Edie leans across Dad. ‘What’s the matter, Mum?’ she says.
‘Rosie – I felt Rosie. She…’ She’s standing now, scanning the room.
‘Barb, please,’ says Dad, too loudly. The priest hesitates, the room stiffens and heads lift, then Mum puts her face in her hands, sinks onto the pew and quakes. Father Duncan sighs, bites his lip, continues.
I watch Mum, and experience a sort of sympathy. But nothing deep. Nothing good, nothing bad. I feel light and airy, but not heady or happy. Is this purgatory? Or is this the forever? I think about it, but not deeply. Inside my safe circle, my cage, I know that what will be, will be.
Christ looms above me, high on the sanctuary’s wall, as I wander behind the altar. He’s just a wooden statue on a cross. The priest has opened the tabernacle and pours the wine. I stick my finger in the chalice but can’t feel liquid – only air. He consecrates the blood, then the bread – I still feel nothing. Perhaps God doesn’t talk to you in purgatory – or ever.
Father Duncan is rabbiting on about me now; when sermonising he’s the master of tact. He talks of how unwell I was, how although I headed downhill I’d been loved; how although my family had tried everything the illness had made the decision for me, that there was nothing anybody could do. Never does he utter the words suicide or anorexia. He mentions that it was all God’s will. I remember him visiting me in my bedroom once, my body grey-downed and scabby, the ache in my belly sharp, the mirror’s reflection fat, fat, fat – yet starved-skinny. He certainly wasn’t intoning like he is today. ‘Stop doing this to your family!’ he’d said. ‘You’re going to die, and it’ll be your fault. Vanity is for the damned.’
After he left my room, after I’d refused to speak to him, I heard him tell Mum, ‘You didn’t cause this – she did. She’s crazy.’ My parents still went to church every Sunday.
It occurs to me that perhaps my vanity has caused their pain, yet I feel no misery, no regret. Maybe this is actually hell – being so devoid of emotion.
After communion the priest is murmuring a litany when Will suddenly yells. ‘You can’t blame her! She starved herself because of…They said things, they made her do it.’ His mother pulls him down and hugs him as the vaulted ceiling echoes in whispers.
My uncle cries out, ‘Then whose fault was it, hey?’ He’s weeping angrily, snot drizzling over his lips and chin. ‘Who are you blaming?’ My aunt shushes him.
Mum rises clutching her handbag, her knees bent as if she’s about to run. Her face is a desperate crimson. I try and embrace her, but my arms won’t go around her; the circle has hardened.

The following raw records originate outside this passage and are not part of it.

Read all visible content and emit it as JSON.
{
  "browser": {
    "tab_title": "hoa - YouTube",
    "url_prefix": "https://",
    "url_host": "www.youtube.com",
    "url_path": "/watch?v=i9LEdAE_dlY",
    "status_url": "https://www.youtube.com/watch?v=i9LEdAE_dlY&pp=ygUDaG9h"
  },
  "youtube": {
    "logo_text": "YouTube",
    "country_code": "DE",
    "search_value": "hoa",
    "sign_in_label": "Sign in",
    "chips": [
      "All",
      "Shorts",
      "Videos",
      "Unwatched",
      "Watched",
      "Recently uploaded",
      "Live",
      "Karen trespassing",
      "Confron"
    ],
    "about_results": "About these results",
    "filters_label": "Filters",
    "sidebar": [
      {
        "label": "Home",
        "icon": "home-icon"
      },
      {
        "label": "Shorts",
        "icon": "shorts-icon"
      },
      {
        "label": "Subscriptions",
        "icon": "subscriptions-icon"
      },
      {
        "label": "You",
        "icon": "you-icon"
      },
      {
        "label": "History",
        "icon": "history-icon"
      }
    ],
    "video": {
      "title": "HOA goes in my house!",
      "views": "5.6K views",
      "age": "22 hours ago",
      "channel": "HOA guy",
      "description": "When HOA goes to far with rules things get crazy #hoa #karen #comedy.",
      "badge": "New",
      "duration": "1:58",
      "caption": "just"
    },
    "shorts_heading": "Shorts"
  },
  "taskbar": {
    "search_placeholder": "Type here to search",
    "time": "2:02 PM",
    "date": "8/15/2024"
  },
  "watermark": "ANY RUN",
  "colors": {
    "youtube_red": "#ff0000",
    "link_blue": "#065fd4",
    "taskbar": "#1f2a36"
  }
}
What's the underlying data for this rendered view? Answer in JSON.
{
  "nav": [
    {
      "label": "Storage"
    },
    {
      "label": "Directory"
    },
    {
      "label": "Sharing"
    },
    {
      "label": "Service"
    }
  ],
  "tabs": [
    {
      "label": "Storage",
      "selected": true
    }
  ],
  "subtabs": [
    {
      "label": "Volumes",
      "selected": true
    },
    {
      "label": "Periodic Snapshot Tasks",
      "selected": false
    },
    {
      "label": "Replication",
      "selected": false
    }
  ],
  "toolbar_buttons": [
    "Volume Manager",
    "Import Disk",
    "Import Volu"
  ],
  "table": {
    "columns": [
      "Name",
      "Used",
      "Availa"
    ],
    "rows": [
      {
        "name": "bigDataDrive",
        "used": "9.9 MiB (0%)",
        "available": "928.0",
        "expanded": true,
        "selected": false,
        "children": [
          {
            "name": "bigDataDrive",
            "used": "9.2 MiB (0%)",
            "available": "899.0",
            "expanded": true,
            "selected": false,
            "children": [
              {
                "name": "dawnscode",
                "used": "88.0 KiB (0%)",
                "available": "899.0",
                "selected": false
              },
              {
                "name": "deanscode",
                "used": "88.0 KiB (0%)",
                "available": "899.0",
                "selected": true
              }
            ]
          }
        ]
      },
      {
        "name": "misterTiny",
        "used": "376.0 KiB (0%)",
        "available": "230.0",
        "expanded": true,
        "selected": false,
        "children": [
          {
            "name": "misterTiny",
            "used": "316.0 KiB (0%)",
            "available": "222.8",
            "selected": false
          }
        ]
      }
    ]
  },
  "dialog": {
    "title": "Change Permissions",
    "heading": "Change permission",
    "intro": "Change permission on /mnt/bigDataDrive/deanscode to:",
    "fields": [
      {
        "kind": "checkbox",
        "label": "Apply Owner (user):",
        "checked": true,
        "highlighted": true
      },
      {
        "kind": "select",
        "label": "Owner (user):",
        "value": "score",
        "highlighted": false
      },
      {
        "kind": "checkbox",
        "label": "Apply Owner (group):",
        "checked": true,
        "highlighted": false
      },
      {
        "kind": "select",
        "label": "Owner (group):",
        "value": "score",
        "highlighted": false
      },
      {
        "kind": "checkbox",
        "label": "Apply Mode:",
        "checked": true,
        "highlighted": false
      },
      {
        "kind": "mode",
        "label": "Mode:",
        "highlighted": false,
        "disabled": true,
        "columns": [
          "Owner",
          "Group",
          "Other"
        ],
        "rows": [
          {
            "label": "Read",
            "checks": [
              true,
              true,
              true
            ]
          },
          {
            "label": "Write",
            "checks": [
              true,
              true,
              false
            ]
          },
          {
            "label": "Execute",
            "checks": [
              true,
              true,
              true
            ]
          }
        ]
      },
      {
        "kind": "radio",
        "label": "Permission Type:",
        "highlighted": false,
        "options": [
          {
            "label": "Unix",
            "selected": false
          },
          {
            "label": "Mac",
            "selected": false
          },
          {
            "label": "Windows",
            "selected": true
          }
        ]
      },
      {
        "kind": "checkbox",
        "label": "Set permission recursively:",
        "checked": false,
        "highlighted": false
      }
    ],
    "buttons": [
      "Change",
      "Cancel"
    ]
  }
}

Seconds, hours, days later – at the grave I hold my palm upwards but can’t feel the raindrops or the silky, singing wind. I sit on a bending branch in a willow and watch; I’m feeling light, so light now, my hair merges with its spectral leaves, my fingers as gossamer as its canopy. Though it’s difficult to concentrate I notice Will glaring at my parents, his fists clenched. He mutters, ‘A gun would’ve been a kinder way to kill her,’ but no one appears to hear him.
Overhead the clouds flitter and race across the sky, escaping northwards. I believe I’ll soon join them, but there’s no rush.